日本セイフティー株式会社は、2005年に介護用ポータブルトイレとして開発・販売開始した「ラップポン」に、移動性・備蓄性・緊急性などの、災害時には欠かせない要素を取れ入れた「ラップポン・トレッカー」を発売した。
「ラップポン」は、介護用ポータブルトイレとして「水がいらない・におわない・処理が簡単」という特徴から、主に個人、介護施設などで使用されてきたが、2007年3月の能登半島地震、7月の中越沖地震において、地震発生後、すぐに被災地から、主に高齢者向けに使えるトイレとして、「ラップポン」への要請があった。
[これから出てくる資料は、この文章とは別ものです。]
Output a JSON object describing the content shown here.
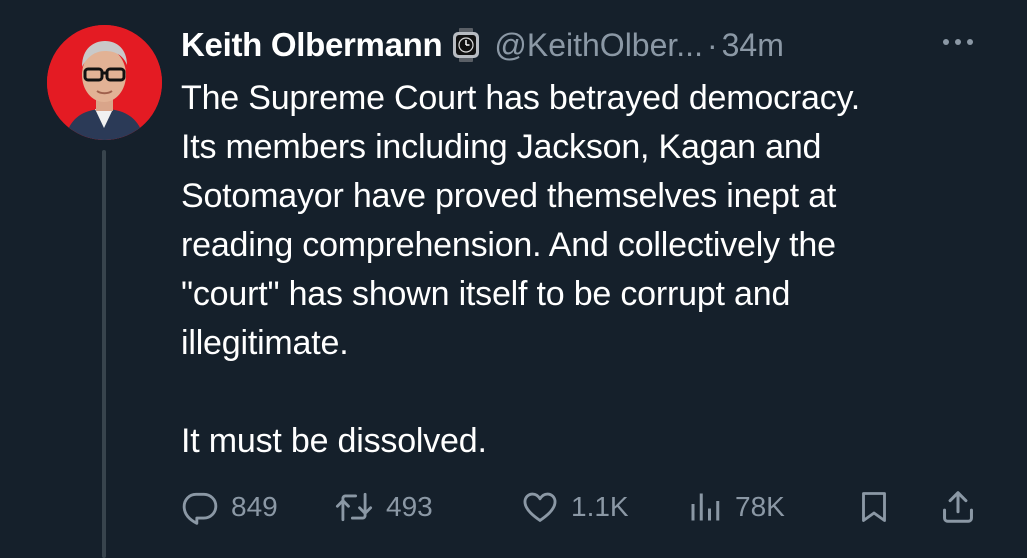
{
  "tweet": {
    "author_name": "Keith Olbermann",
    "handle": "@KeithOlber...",
    "separator": "·",
    "time": "34m",
    "text": "The Supreme Court has betrayed democracy.\nIts members including Jackson, Kagan and\nSotomayor have proved themselves inept at\nreading comprehension. And collectively the\n\"court\" has shown itself to be corrupt and\nillegitimate.\n\nIt must be dissolved."
  },
  "actions": {
    "replies": "849",
    "retweets": "493",
    "likes": "1.1K",
    "views": "78K"
  },
  "icons": {
    "verified_badge": "watch-icon",
    "more": "more-horizontal-icon",
    "reply": "reply-icon",
    "retweet": "retweet-icon",
    "like": "heart-icon",
    "views": "views-bar-chart-icon",
    "bookmark": "bookmark-icon",
    "share": "share-icon"
  },
  "colors": {
    "background": "#15202b",
    "primary_text": "#ffffff",
    "secondary_text": "#8b98a5",
    "thread_line": "#38444d",
    "avatar_background": "#e41b23"
  }
}
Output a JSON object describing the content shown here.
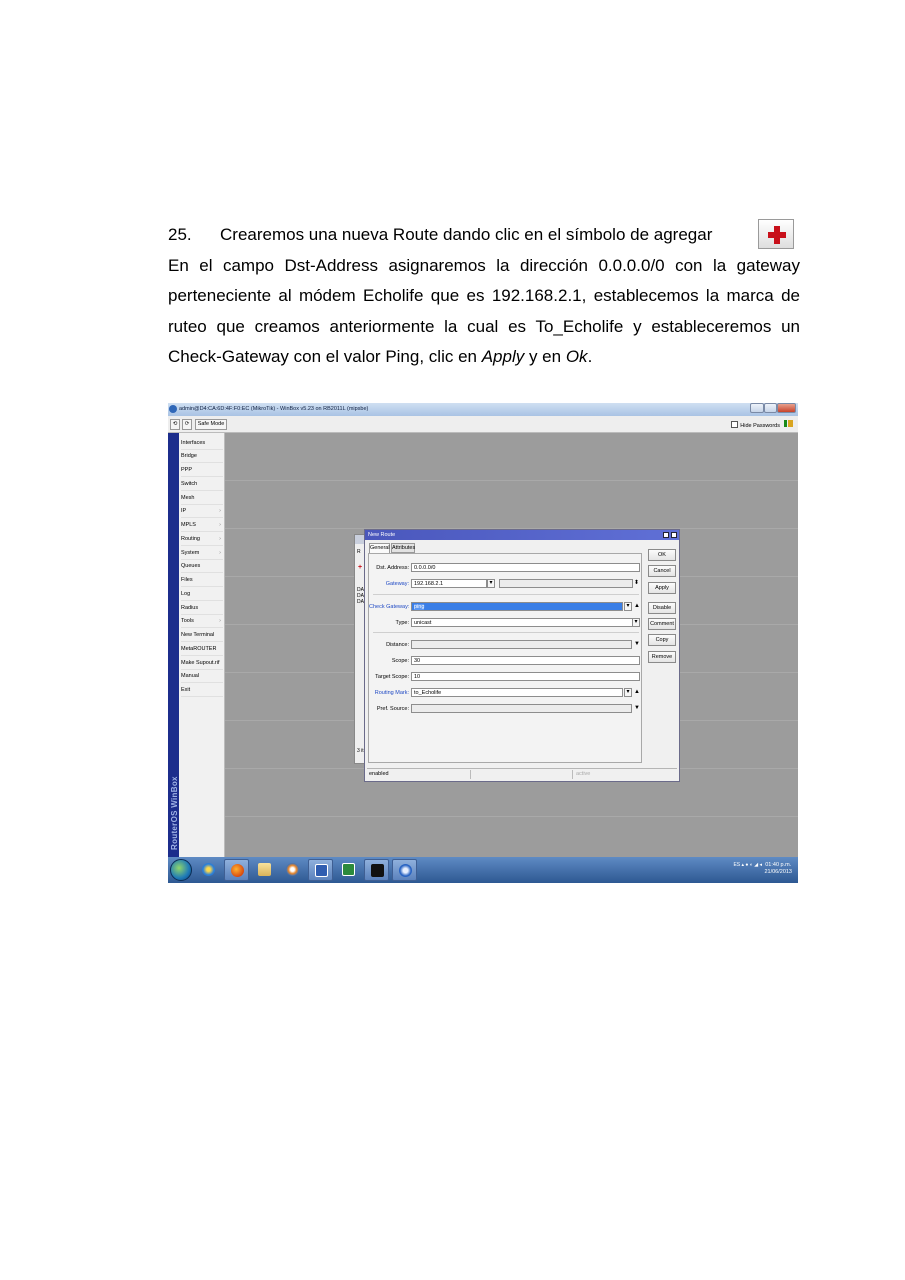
{
  "document": {
    "step_number": "25.",
    "line1": "Crearemos una nueva Route dando clic en el símbolo de agregar",
    "line2": "En el campo Dst-Address asignaremos la dirección  0.0.0.0/0 con la gateway",
    "line3": "perteneciente al módem Echolife que es 192.168.2.1, establecemos la marca de",
    "line4": "ruteo que creamos anteriormente la cual es To_Echolife y estableceremos un",
    "line5_a": "Check-Gateway con el valor Ping, clic en ",
    "line5_apply": "Apply",
    "line5_b": " y en ",
    "line5_ok": "Ok",
    "line5_end": ".",
    "add_icon": "red-plus-icon"
  },
  "screenshot": {
    "window_title": "admin@D4:CA:6D:4F:F0:EC (MikroTik) - WinBox v5.23 on RB2011L (mipsbe)",
    "toolbar": {
      "undo": "⟲",
      "redo": "⟳",
      "safe_mode": "Safe Mode",
      "hide_passwords": "Hide Passwords"
    },
    "sidebar_brand": "RouterOS WinBox",
    "menu": [
      {
        "label": "Interfaces",
        "arrow": ""
      },
      {
        "label": "Bridge",
        "arrow": ""
      },
      {
        "label": "PPP",
        "arrow": ""
      },
      {
        "label": "Switch",
        "arrow": ""
      },
      {
        "label": "Mesh",
        "arrow": ""
      },
      {
        "label": "IP",
        "arrow": "›"
      },
      {
        "label": "MPLS",
        "arrow": "›"
      },
      {
        "label": "Routing",
        "arrow": "›"
      },
      {
        "label": "System",
        "arrow": "›"
      },
      {
        "label": "Queues",
        "arrow": ""
      },
      {
        "label": "Files",
        "arrow": ""
      },
      {
        "label": "Log",
        "arrow": ""
      },
      {
        "label": "Radius",
        "arrow": ""
      },
      {
        "label": "Tools",
        "arrow": "›"
      },
      {
        "label": "New Terminal",
        "arrow": ""
      },
      {
        "label": "MetaROUTER",
        "arrow": ""
      },
      {
        "label": "Make Supout.rif",
        "arrow": ""
      },
      {
        "label": "Manual",
        "arrow": ""
      },
      {
        "label": "Exit",
        "arrow": ""
      }
    ],
    "back_window": {
      "label1": "R",
      "rows": "DA\nDA\nDA",
      "footer": "3 it"
    },
    "dialog": {
      "title": "New Route",
      "tabs": [
        "General",
        "Attributes"
      ],
      "fields": {
        "dst_address": {
          "label": "Dst. Address:",
          "value": "0.0.0.0/0"
        },
        "gateway": {
          "label": "Gateway:",
          "value": "192.168.2.1"
        },
        "check_gateway": {
          "label": "Check Gateway:",
          "value": "ping"
        },
        "type": {
          "label": "Type:",
          "value": "unicast"
        },
        "distance": {
          "label": "Distance:",
          "value": ""
        },
        "scope": {
          "label": "Scope:",
          "value": "30"
        },
        "target_scope": {
          "label": "Target Scope:",
          "value": "10"
        },
        "routing_mark": {
          "label": "Routing Mark:",
          "value": "to_Echolife"
        },
        "pref_source": {
          "label": "Pref. Source:",
          "value": ""
        }
      },
      "buttons": [
        "OK",
        "Cancel",
        "Apply",
        "Disable",
        "Comment",
        "Copy",
        "Remove"
      ],
      "status_left": "enabled",
      "status_right": "active"
    },
    "tray": {
      "lang": "ES",
      "time": "01:40 p.m.",
      "date": "21/06/2013"
    }
  }
}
同社では、計150台のラップポンと必要消耗品を被災地に送り込み、同社スタッフも現地に常駐して支援活動を行った。そこで被災地における深刻なトイレ事情を目の当たりにしたことから、災害用トイレのニーズに応えるべく、組み立てトランク式トイレ「ラップポン・トレッカー」を約1年の期間を経て開発した。
新システムの災害備蓄用トイレ「ラップポン・トレッカー」は、水を使わず、汚物を1回毎に個包装する画期的なトイレ。災害時、お年寄りや体の不自由な人にも室内で安心して使用してもらうことができる。また、軽量・コンパクトを実現したスーツケース型の「ラップポン・トレッカー」は、錆に強いアルミ製で長期保管が可能となっている。
重量16kgで持ち運びができ、備蓄時も本体を4台まで重ねて保管できるので、場所をとらない。緊急時にも簡単に組み立てることができ、場所を選ばない。別売のバッテリーボックスと併用することで、更に設置範囲を広げることができる仕様となっている。